Tuesday, November 6, 2012

Waiting games



At dinner on our last night in Auckland, my friend J. passed along a trivia question she’d been asked by a shop owner earlier in the day: What’s the opening line of dialogue in Samuel Beckett’s play Waiting for Godot?

The rest of us wracked our brains for a good five minutes before admitting defeat and asking for the answer. At some point during those five minutes I, who pride myself on being a fount of useless trivia, muttered in frustration, “I can’t believe I don’t know this. I’ve read that play at least three times for school….Man, I hate that play!”

This opinion sparked some additional discussion once we had learned that the answer – which is central both to the play’s theme and my feelings about it – is the phrase “Rien à faire”. (In English, this translates to “Nothing to be done.”) I know that Waiting for Godot is generally considered a masterpiece of modern theatre, and I had to give some thought to why my reaction to it is so visceral and negative, particularly since I probably haven’t looked at or thought about it since I graduated from college 20 years ago.

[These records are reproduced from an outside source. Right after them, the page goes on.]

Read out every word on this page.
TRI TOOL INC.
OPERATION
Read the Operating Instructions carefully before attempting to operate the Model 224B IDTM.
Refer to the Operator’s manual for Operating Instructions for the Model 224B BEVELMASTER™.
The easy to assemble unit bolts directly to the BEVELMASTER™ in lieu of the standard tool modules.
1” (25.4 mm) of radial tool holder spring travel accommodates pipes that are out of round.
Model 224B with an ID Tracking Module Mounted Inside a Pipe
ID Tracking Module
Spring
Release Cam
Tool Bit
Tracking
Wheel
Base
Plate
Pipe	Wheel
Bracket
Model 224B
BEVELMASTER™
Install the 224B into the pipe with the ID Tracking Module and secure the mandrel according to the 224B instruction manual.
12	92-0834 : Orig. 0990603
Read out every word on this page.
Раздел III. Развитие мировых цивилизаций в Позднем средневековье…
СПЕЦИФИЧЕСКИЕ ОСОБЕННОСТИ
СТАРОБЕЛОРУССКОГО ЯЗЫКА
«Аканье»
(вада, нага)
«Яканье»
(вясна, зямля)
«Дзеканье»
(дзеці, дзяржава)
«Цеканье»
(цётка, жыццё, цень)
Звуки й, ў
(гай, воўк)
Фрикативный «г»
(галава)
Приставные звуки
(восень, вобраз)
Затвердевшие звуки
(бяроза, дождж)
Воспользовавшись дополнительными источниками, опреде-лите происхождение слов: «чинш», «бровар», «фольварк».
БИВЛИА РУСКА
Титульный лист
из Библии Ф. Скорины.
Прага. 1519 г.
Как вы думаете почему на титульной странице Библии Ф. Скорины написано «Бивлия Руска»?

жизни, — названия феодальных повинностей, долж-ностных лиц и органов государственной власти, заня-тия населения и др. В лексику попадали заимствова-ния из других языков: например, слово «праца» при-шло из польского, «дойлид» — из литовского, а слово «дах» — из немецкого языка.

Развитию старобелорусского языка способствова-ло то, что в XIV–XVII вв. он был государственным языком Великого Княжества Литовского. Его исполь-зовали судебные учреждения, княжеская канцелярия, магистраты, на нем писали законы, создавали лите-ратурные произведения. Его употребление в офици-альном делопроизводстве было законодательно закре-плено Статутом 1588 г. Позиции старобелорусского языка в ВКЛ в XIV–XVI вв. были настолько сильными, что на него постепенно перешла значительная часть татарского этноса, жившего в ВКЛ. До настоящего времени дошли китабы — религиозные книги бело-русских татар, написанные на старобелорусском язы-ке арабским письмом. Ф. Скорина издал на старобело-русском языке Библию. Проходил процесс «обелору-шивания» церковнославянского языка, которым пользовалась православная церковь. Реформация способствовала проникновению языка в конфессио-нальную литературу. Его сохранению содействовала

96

I’ve spent some time pondering this in the month since that dinner, and I think it comes down to the play’s central premise of waiting – and, by extension of the circumstances, of powerlessness. Even as an inexperienced high school and university student, I don’t think the play ever resonated with me as displaying a genuine understanding of powerlessness and what it feels like, and my experiences and perceptions of adulthood have served only to reinforce that opinion.

The fundamental factor underlying my opinion is that I absolutely loathe waiting, because of those feelings of powerlessness it engenders. I don’t imagine anyone actually enjoys waiting, but my experience has been that some people are better than others at letting go of things they can’t control when they’re waiting for something. That is not something I do with any level of ease or patience, and, particularly when I’m waiting for a resolution that is under someone else’s control, I also often have to grapple with the frustration of feeling that I have had some level of responsibility for contributing to the outcome, without any real authority to determine what it will actually be.

I’ve spent the last month waiting for a) DP to return from his latest hazardous overseas sojourn; b) some resolution (or even forward movement) on a possible new work project; and c) the end of the most contentious US presidential election campaign I can remember. I’ve had a lot of time to think about feeling powerless and how to cope with that. The thing that works best for me – in fact, pretty much the only thing that works for me – is to remove my attention, as much as I can, from the fruitless mental wheel-spinning that is the hallmark of waiting (to say nothing of the elaborate worst-case scenario projection), and focus it on something – anything! – that I can actually accomplish, no matter how small or simple, to give me some feeling of control over my circumstances. So a piece of literature that focuses on all the most frustrating and upsetting parts of waiting, with no mitigation or resolution, is probably not the one for me.